Dans le cadre du festival Transforme de la Fondation d’Entreprise Hermès, la chorégraphe Olivia Grandville invente une expérience atypique. Intitulée UMAA pour Unité Mobile d’Action Artistique, elle implique un rapport renouvelé à l’espace, une proximité inédite avec les artistes, une autre approche du geste chorégraphique. Et se vit dans et autour d’un cocon, au rythme des propositions.
Lorsqu’elle a pris la direction du CCN de La Rochelle il y a près de trois ans, Olivia Grandville l’a rebaptisé « Mille Plateaux ». Un nouveau nom aux airs de manifeste, à entendre au sens propre (physique) et figuré (du monde des idées), qui acte la volonté de sortir la danse d’un espace unique, de déployer ses formes hors les murs, d’élargir les possibles autant que les cadres d’expression. L’UMAA – Unité Mobile d’Action Artistique en est la manifestation concrète et évidente. De quoi s’agit-il ? D’une énorme structure gonflable où l’on se glisse à pas feutrés pour y goûter de la danse en continu. Comme un nuage à même le sol qui sert d’écrin aux irruptions chorégraphiques proposées, une tente-igloo, toute blanche, qui abolit les repères spatio-temporels et se pose, éphémère, au cœur de la cité. Cette mégabulle est l’œuvre de l’artiste hollandaise Cocky Eek, et jamais l’expression « faire sa bulle » n’a trouvé caisse de résonance aussi appropriée.
L’expérience se vit dans le mouvement à tous les niveaux. D’abord, parce que le dispositif en lui-même est modulable, évolutif et itinérant ; ensuite, parce qu’il implique le déplacement du public, invité à déambuler dehors ou dedans au gré de l’enchaînement des propositions et en fonction de la météo ; enfin, parce qu’il implique un autre rapport scène/salle qui assouplit la posture des spectateur.ices, libres de leurs mouvements au sein de la structure. On y pratique échauffements collectifs, ateliers d’air dance, improvisations et spectacles. C’est un lieu qui vit et vibre tout au long de la journée et des propositions jusqu’à tard le soir, animé par des artistes invités à l’habiter, à expérimenter, à se passer le relais pour que jamais ne s’éteigne la flamme de la danse.
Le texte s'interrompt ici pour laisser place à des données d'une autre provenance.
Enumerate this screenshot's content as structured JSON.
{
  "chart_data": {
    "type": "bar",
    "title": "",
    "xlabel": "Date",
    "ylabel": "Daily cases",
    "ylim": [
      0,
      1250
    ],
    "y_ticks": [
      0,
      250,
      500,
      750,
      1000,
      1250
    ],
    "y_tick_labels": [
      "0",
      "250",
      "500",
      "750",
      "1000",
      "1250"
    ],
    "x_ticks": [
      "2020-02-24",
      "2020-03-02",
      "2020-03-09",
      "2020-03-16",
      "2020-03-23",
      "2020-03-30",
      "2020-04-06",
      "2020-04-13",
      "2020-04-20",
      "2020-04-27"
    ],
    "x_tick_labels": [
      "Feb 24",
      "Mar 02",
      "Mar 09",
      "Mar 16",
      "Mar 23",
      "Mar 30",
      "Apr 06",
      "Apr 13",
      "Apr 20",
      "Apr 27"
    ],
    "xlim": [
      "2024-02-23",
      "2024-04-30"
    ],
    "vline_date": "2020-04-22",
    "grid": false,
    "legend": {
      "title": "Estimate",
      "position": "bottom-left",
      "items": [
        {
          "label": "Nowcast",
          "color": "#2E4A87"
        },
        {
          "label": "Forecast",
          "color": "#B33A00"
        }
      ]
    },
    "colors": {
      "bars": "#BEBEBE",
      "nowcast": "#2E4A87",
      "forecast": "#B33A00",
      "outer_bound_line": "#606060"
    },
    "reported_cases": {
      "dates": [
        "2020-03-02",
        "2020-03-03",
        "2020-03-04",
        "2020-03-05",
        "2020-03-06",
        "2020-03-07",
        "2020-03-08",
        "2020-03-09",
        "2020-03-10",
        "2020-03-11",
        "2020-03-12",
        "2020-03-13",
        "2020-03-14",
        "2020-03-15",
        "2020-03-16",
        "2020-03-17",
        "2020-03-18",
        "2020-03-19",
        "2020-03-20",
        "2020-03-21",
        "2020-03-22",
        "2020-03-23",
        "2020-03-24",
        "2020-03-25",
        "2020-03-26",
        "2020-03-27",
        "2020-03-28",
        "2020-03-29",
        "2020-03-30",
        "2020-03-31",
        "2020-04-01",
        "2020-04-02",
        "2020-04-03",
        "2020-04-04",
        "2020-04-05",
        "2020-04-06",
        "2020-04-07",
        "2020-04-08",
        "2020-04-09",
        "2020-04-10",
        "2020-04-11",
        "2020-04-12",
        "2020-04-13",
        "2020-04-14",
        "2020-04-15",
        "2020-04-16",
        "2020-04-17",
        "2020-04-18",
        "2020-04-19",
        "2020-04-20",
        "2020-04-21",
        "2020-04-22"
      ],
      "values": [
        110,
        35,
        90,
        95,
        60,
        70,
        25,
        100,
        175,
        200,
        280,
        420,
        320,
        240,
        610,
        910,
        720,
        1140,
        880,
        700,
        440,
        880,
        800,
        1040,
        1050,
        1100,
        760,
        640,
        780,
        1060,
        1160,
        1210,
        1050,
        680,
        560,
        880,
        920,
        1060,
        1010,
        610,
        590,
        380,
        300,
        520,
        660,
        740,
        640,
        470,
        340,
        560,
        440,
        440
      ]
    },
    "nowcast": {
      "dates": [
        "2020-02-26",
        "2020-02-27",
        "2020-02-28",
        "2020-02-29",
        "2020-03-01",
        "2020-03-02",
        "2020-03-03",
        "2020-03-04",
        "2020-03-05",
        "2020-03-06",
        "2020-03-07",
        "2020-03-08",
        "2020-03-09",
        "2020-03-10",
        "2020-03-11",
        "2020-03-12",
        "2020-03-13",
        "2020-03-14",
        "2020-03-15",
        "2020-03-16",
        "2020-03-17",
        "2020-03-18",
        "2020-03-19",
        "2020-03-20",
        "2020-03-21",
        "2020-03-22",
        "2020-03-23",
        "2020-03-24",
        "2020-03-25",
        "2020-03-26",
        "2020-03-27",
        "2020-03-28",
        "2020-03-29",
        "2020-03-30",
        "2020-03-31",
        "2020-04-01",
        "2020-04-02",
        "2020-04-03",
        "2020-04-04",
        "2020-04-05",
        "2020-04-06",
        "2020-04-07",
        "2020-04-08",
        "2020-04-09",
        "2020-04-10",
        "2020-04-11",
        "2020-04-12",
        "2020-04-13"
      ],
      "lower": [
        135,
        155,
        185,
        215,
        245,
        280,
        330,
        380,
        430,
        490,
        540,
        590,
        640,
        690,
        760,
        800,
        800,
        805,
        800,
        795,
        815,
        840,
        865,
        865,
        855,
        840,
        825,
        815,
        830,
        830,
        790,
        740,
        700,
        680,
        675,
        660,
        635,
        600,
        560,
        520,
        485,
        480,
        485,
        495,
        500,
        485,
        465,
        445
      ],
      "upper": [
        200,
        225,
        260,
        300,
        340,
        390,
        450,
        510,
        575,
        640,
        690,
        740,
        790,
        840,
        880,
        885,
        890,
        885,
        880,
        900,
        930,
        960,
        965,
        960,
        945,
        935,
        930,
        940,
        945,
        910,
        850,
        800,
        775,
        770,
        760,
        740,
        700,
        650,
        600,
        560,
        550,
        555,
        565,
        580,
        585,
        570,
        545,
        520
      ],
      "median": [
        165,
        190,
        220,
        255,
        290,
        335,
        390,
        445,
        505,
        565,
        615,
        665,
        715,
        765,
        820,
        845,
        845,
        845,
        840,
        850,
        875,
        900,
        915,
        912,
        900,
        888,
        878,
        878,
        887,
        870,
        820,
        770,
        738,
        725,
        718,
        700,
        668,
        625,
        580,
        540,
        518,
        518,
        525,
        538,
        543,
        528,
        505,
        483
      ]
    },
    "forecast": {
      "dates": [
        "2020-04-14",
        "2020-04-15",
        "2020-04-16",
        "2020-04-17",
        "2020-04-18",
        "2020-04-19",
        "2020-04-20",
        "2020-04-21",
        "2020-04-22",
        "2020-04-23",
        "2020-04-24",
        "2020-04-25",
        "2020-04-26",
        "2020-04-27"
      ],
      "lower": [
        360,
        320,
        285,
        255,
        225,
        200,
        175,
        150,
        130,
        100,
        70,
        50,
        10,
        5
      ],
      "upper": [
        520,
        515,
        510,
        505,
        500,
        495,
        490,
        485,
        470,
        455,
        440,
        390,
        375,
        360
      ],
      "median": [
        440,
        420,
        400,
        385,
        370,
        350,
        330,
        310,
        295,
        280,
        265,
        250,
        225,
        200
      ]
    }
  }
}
On l’a testé un jour de pluie diluvienne qui avait transformé les chemins du parc de la Cité Internationale de Paris en rigoles et ruisseaux. C’est donc dans la Resserre, la salle haut perchée du théâtre, que nous avons découvert la proposition en suspension de La Tierce, collectif associé à Mille Plateaux, à la place du plein air prévu. Une petite forme d’une délicatesse inouïe, un air concert de musiques anciennes d’un genre inédit. Les interprètes y jouent tour à tour du luth, du clavecin ou de la flûte traversière sans instruments entre les mains. Sur le principe de l’air guitar, on les regarde effectuer les gestes et postures au son de la partition, et cette dissociation de la musique et du mouvement renouvelle l’écoute et le regard. Jamais on n’aura prêté autant attention à la corrélation entre le geste et le son, et l’on a la paradoxale impression que l’on entend mieux les instruments sans les voir.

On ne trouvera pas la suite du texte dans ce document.